Algunas personas nos comunicamos mejor con una máquina que con otras personas. Muchas veces cuando hablo con otras personas siento que mis palabras rebotan contra un cuerpo y vuelven a mi, pero no percibo que me comunico. A veces no logro articular las palabras adecuadas para mantener una conversación en la que exprese lo que deseo transmitir, es como si mi forma de comunicación ideal fuera la escrita. Me resulta más sencillo expresar las ideas correctamente cuando las escribo. Sin embargo, cuando hablo siento que ensucio el mensaje. Por que cuando hablamos intervienen otros muchos elementos en la conversación, ya no son sólo palabras, hay tonos de voz, expresiones faciales, gestos... esas cosas que llaman comunicación no verbal que para mi sólo sirven para distorsionar lo que se quiere decir.

Me resulta imposible no analizar todos esos elementos cuando hablo con otro interlocutor, y seguro que muchas veces llego a conclusiones erróneas acerca de lo que otro me quiere decir. Y suelo imaginar que a otras personas les pasa lo mismo conmigo. En fin, que me enrollo como las persianas para decir que para mí es más sencillo escribir que hablar, más cómodo, menos costoso emocionalmente y sobre todo más seguro, por que me permite corregir rápidamente si me he expresado mal y evitar malas interpretaciones.
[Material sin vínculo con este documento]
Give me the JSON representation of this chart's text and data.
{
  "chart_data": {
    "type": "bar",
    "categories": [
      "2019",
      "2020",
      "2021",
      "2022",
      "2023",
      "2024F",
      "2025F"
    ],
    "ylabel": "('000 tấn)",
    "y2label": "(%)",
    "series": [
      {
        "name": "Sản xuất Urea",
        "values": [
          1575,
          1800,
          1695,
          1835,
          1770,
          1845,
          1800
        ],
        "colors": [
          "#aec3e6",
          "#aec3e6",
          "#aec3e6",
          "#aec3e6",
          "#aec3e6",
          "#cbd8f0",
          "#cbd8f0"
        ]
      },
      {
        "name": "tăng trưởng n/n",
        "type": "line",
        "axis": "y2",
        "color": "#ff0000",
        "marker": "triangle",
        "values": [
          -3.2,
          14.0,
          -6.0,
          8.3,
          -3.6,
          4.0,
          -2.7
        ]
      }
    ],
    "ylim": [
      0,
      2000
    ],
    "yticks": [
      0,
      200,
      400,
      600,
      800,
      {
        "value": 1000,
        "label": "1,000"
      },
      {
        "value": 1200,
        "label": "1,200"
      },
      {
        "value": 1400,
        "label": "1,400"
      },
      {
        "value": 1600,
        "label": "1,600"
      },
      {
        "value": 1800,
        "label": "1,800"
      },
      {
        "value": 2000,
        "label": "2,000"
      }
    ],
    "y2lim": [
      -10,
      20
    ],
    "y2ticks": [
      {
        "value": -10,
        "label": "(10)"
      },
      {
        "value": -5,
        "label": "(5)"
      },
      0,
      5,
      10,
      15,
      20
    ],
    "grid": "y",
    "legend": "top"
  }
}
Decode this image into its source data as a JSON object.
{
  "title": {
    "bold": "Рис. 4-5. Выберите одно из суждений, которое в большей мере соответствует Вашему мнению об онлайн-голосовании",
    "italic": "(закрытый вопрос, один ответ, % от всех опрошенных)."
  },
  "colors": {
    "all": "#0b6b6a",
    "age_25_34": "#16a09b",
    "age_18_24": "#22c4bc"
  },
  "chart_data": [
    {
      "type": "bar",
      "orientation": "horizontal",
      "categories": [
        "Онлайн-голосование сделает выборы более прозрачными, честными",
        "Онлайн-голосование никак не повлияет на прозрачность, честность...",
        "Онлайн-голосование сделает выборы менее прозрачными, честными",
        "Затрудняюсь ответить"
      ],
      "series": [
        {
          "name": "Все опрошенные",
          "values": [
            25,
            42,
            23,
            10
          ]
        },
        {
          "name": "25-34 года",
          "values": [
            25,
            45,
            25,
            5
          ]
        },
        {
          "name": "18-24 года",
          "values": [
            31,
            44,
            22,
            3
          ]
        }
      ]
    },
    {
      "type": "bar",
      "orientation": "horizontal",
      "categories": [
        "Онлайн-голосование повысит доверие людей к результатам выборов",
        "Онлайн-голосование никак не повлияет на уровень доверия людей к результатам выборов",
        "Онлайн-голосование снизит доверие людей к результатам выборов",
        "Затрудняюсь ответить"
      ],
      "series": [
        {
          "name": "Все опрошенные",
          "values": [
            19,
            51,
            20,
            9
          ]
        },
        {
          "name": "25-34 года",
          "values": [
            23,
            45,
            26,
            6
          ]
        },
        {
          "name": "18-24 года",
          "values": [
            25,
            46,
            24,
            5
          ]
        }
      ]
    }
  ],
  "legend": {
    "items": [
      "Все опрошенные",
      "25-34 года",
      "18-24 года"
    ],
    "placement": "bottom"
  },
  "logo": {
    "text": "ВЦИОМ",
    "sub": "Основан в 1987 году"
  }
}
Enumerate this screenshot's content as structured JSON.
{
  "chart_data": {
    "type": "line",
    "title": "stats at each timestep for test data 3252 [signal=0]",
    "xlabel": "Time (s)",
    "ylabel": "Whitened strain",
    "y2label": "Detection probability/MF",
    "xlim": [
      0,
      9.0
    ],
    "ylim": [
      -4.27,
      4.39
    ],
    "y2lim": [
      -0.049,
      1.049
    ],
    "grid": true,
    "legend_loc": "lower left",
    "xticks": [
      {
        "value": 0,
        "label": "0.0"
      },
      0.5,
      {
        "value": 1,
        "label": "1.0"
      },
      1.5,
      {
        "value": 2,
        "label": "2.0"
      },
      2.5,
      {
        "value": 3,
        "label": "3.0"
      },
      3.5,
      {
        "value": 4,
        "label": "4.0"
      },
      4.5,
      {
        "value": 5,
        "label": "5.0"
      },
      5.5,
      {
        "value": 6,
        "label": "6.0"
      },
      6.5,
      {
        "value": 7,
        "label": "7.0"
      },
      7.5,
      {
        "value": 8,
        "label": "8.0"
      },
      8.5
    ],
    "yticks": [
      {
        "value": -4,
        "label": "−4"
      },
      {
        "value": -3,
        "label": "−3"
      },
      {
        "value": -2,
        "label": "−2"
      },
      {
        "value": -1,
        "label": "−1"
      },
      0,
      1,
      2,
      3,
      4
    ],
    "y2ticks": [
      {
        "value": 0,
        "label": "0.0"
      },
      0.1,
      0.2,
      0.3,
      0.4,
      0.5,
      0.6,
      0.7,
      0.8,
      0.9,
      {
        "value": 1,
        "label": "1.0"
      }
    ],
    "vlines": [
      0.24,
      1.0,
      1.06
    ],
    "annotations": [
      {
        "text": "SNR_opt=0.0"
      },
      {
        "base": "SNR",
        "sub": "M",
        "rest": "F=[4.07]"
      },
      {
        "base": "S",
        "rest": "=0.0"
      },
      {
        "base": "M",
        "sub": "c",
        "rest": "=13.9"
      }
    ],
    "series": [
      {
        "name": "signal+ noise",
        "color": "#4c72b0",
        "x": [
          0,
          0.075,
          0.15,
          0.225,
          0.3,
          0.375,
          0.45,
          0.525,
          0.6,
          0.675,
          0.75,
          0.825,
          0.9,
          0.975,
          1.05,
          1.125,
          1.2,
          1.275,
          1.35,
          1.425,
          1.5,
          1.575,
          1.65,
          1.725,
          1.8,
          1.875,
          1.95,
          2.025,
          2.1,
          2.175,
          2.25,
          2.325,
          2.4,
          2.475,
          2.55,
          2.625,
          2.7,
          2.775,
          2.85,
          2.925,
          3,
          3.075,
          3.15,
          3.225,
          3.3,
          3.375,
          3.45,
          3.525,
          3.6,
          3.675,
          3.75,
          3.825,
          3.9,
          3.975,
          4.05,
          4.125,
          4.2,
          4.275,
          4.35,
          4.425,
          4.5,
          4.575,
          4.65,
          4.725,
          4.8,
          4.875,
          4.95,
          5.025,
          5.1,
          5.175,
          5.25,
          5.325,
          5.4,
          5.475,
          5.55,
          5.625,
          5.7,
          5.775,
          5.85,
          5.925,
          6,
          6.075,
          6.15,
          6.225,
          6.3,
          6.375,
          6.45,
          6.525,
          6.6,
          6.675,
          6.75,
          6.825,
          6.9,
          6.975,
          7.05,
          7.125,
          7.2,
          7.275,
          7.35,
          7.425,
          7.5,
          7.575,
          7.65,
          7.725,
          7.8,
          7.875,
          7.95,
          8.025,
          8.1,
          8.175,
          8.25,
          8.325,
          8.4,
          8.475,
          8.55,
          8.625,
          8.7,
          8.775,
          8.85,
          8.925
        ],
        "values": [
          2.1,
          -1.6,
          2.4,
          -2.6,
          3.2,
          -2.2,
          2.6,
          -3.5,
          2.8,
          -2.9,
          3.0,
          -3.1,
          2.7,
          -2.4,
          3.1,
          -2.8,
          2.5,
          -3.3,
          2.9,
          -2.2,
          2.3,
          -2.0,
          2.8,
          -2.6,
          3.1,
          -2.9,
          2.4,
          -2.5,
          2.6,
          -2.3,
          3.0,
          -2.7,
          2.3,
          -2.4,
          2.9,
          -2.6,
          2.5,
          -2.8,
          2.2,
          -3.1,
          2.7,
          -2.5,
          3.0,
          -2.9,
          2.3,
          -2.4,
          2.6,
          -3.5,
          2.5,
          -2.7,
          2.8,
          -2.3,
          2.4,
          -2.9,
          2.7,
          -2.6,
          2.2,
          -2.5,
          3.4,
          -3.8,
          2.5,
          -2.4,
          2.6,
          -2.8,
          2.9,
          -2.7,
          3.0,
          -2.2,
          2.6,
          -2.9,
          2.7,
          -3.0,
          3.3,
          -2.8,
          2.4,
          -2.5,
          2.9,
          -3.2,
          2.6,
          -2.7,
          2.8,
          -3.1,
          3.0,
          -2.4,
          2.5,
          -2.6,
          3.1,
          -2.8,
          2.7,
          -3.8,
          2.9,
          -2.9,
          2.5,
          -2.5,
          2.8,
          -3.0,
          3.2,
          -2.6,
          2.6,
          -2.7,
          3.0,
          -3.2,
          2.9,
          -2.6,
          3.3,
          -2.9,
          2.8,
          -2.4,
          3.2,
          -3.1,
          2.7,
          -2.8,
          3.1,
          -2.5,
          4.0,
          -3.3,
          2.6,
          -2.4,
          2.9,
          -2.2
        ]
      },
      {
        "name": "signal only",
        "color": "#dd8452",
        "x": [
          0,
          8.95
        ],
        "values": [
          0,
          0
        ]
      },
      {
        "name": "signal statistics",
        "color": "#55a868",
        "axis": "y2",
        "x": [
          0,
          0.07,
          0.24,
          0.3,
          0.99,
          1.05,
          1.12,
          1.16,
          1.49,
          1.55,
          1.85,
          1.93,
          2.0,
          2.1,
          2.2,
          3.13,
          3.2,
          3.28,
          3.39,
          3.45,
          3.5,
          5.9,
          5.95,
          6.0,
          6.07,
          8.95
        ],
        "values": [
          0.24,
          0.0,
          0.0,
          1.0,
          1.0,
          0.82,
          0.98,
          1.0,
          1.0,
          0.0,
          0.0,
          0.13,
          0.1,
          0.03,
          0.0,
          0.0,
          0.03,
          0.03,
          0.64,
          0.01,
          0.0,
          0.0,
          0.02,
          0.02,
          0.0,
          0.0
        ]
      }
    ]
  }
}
Y esto me ha servido para introducir lo que realmente quería exponer hoy, que es: lo difícil que llega a ser la comunicación humana. ¿Cuántas veces estamos en una pelea y se dice la frase "Es que tenemos un problema de comunicación"?. Yo no creo que existan los problemas de comunicación, sino que se trata de problemas emocionales. La carga emotiva que conlleva que una persona me esté chillando me impedirá recibir correctamente su mensaje. También existe un problema de etiquetas, asociado a estos problemas emocionales. Es decir, si alguien me toca la fibra sensible haciendo un determinado comentario ofensivo hacia mí, le pondré una etiqueta y esa etiqueta permanecerá pegada en la frente de mi interlocutor en las futuras conversaciones con él, impidiéndome para siempre captar de forma limpia sus mensajes. Otro problema emocional que daña la comunicación es la inseguridad. Analizamos muchas veces demasiado lo que otros nos dicen, buscando trasfondos, sentidos ocultos, ofensas hacia nosotros... ¿Por qué? Por que somos inseguros, por que estamos a la defensiva.

En fin, tengo que decir que a veces me agoto emocionalmente de comunicarme personalmente con otros. La forma escrita, como ya he dicho, no conlleva tanto esfuerzo emocional, y además no se la lleva el viento, y no podré decir donde dije digo, digo Diego.